Complete the following ionic equation:
Cr₂O₇²⁻ + 14H⁺ + 6e⁻ →

Hint:

When balancing redox reactions, start by balancing the atoms, then the charges, and use electrons to balance the charge.

Answer 1

This equation represents the reduction of dichromate ions (\( \text{Cr}_2\text{O}_7^{2-} \)) to chromium(III) ions. The chromium oxidation state transitions from \( +6 \) in dichromate to \( +3 \) in chromium(III) ions. The balanced ionic equation is:\[\text{Cr}_2\text{O}_7^{2-} + 14 \, \text{H}^+ + 6 \, \text{e}^- \rightarrow 2 \, \text{Cr}^{3+} + 7 \, \text{H}_2\text{O}\]

Step 1: Ensure chromium atoms are balanced.
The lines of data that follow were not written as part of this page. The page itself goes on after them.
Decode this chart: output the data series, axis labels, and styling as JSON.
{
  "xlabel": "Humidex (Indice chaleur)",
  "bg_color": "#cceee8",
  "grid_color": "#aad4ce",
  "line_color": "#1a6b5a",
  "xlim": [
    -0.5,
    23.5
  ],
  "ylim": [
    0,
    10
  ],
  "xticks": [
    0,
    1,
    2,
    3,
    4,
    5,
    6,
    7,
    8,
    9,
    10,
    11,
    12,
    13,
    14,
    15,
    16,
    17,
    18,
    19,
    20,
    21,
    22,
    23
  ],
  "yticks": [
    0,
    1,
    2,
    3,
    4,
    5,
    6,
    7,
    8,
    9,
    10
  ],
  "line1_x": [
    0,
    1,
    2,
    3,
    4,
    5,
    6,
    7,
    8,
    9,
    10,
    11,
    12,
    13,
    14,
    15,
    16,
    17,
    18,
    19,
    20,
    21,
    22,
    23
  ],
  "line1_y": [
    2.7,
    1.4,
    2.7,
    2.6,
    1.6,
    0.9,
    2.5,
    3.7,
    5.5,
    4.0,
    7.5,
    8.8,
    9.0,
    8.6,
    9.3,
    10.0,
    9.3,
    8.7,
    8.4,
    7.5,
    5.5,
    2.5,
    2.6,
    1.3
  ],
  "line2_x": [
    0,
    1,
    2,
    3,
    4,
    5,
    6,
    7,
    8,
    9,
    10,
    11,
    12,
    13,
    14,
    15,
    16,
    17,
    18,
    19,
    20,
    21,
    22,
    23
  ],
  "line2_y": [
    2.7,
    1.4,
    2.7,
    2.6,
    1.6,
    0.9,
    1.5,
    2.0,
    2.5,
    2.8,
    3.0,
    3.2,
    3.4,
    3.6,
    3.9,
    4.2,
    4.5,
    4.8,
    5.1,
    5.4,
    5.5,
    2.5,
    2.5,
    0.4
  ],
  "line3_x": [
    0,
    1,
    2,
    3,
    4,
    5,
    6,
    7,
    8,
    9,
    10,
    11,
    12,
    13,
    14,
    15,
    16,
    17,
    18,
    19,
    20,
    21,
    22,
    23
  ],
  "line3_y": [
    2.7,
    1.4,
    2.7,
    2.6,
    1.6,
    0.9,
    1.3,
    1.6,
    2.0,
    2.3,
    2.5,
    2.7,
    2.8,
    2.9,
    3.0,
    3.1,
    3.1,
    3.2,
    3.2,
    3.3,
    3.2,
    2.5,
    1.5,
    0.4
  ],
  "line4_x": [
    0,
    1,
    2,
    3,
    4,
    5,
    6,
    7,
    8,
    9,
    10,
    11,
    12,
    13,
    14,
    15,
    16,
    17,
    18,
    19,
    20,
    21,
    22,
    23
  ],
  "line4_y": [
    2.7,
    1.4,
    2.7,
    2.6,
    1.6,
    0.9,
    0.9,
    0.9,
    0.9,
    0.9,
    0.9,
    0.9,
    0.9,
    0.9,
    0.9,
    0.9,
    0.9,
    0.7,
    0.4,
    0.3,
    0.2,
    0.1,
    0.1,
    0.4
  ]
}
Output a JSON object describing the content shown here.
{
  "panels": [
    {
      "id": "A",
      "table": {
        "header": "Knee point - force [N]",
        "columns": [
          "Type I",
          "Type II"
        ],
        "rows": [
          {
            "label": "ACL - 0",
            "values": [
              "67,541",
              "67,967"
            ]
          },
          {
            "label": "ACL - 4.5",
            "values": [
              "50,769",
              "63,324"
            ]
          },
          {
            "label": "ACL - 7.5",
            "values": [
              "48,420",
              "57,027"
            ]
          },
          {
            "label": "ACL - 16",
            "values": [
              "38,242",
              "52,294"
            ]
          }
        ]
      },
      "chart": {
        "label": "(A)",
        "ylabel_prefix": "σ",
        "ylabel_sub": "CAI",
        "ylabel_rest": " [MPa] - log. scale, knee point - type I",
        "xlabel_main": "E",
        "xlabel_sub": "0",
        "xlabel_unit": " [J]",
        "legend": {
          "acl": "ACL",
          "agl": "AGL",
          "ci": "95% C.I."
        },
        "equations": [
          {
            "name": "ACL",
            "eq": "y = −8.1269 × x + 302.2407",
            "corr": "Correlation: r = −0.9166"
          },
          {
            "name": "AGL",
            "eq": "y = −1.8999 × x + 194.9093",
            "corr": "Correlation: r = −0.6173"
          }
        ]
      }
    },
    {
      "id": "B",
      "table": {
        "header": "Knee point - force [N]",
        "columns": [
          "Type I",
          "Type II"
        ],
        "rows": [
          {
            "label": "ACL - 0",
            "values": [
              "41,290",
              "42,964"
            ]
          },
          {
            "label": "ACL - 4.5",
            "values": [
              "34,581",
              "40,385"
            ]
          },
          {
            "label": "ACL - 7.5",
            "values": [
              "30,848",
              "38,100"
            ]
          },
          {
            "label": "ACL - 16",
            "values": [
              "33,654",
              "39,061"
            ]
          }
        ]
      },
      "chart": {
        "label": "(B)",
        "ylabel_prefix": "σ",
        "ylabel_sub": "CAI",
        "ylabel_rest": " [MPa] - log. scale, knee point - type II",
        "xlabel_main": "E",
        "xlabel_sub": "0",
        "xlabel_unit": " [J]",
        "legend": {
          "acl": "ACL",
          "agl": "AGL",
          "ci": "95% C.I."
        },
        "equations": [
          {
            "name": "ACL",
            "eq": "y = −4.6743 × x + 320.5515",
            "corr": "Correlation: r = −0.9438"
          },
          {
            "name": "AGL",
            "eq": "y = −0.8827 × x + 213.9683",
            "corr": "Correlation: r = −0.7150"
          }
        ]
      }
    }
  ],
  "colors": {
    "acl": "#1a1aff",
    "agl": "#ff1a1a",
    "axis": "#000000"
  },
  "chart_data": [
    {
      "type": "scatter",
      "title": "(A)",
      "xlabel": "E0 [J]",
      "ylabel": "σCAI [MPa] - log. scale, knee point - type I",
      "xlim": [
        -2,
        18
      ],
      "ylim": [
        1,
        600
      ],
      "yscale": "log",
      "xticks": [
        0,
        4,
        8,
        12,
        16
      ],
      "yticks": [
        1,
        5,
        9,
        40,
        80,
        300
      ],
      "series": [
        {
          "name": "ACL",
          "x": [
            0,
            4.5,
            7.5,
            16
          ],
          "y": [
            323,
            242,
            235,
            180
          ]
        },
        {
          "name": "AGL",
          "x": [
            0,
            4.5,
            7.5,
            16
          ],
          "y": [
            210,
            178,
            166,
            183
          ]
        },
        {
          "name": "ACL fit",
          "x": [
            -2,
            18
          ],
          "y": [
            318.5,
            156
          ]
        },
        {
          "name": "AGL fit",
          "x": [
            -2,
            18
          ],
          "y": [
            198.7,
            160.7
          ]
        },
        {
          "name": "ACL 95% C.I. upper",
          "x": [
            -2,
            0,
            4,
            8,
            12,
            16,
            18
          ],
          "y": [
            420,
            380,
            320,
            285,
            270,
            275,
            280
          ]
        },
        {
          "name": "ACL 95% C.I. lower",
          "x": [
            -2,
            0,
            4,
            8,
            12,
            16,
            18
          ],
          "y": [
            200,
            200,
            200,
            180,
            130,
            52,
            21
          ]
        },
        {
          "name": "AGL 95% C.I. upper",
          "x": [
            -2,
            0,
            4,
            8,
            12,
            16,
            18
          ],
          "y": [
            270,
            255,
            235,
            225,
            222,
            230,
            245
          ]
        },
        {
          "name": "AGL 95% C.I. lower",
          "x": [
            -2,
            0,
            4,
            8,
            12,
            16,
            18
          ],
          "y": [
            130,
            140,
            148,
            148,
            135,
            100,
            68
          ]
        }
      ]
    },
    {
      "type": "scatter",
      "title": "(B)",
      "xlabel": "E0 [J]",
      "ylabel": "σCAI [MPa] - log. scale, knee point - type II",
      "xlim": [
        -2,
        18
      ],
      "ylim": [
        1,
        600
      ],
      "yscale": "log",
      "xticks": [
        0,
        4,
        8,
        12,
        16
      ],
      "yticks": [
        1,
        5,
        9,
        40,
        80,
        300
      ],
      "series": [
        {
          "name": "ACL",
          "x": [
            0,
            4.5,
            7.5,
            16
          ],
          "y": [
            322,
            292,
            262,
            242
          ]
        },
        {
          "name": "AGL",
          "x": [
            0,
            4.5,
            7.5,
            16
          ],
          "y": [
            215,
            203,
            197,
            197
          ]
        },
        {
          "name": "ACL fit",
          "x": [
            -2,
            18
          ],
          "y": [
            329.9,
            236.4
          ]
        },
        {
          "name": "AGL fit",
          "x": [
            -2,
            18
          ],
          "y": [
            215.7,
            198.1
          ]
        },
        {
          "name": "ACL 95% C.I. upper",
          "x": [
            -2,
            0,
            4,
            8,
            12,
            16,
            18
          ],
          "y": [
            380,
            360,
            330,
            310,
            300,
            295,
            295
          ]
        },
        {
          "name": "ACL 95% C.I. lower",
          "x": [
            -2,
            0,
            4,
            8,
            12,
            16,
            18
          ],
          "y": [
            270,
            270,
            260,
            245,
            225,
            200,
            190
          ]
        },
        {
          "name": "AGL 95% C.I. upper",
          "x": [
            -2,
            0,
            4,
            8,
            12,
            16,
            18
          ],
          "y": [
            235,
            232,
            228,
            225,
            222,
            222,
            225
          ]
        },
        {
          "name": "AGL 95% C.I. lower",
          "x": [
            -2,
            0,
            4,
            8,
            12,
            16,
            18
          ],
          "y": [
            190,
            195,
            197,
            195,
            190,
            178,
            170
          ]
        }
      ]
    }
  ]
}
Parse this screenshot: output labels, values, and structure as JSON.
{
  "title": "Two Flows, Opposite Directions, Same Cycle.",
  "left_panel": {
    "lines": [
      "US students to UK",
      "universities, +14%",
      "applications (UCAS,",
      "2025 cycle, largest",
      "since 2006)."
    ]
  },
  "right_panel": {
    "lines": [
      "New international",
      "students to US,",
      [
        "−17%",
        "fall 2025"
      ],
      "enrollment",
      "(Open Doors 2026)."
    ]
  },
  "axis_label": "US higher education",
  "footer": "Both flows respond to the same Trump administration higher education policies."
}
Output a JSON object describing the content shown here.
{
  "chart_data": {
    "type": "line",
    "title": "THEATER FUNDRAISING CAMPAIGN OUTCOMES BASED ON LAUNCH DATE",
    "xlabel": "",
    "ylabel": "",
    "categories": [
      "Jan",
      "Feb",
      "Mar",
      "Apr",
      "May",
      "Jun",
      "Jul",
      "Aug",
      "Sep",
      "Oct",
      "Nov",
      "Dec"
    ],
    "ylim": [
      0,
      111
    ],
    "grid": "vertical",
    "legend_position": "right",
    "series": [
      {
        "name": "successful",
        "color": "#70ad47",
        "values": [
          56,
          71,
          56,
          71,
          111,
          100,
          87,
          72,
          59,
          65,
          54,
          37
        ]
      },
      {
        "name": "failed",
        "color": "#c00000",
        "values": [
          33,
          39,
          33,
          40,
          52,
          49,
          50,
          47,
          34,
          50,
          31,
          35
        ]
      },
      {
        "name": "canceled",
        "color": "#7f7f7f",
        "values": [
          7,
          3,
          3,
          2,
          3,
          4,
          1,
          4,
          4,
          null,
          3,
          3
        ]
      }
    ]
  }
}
The presence of two chromium atoms in \( \text{Cr}_2\text{O}_7^{2-} \) necessitates the formation of two \( \text{Cr}^{3+} \) ions on the product side.

Step 2: Balance oxygen atoms. Seven oxygen atoms in \( \text{Cr}_2\text{O}_7^{2-} \) are balanced by adding seven water molecules (H$_2$O) to the product side.

Step 3: Balance hydrogen atoms. The fourteen hydrogen atoms present in the seven water molecules on the product side are balanced by introducing fourteen \( \text{H}^+ \) ions to the reactant side. Step 4: Balance the charges. The net positive charge on the reactant side (contributed by \( \text{H}^+ \) ions) is neutralized by adding six electrons.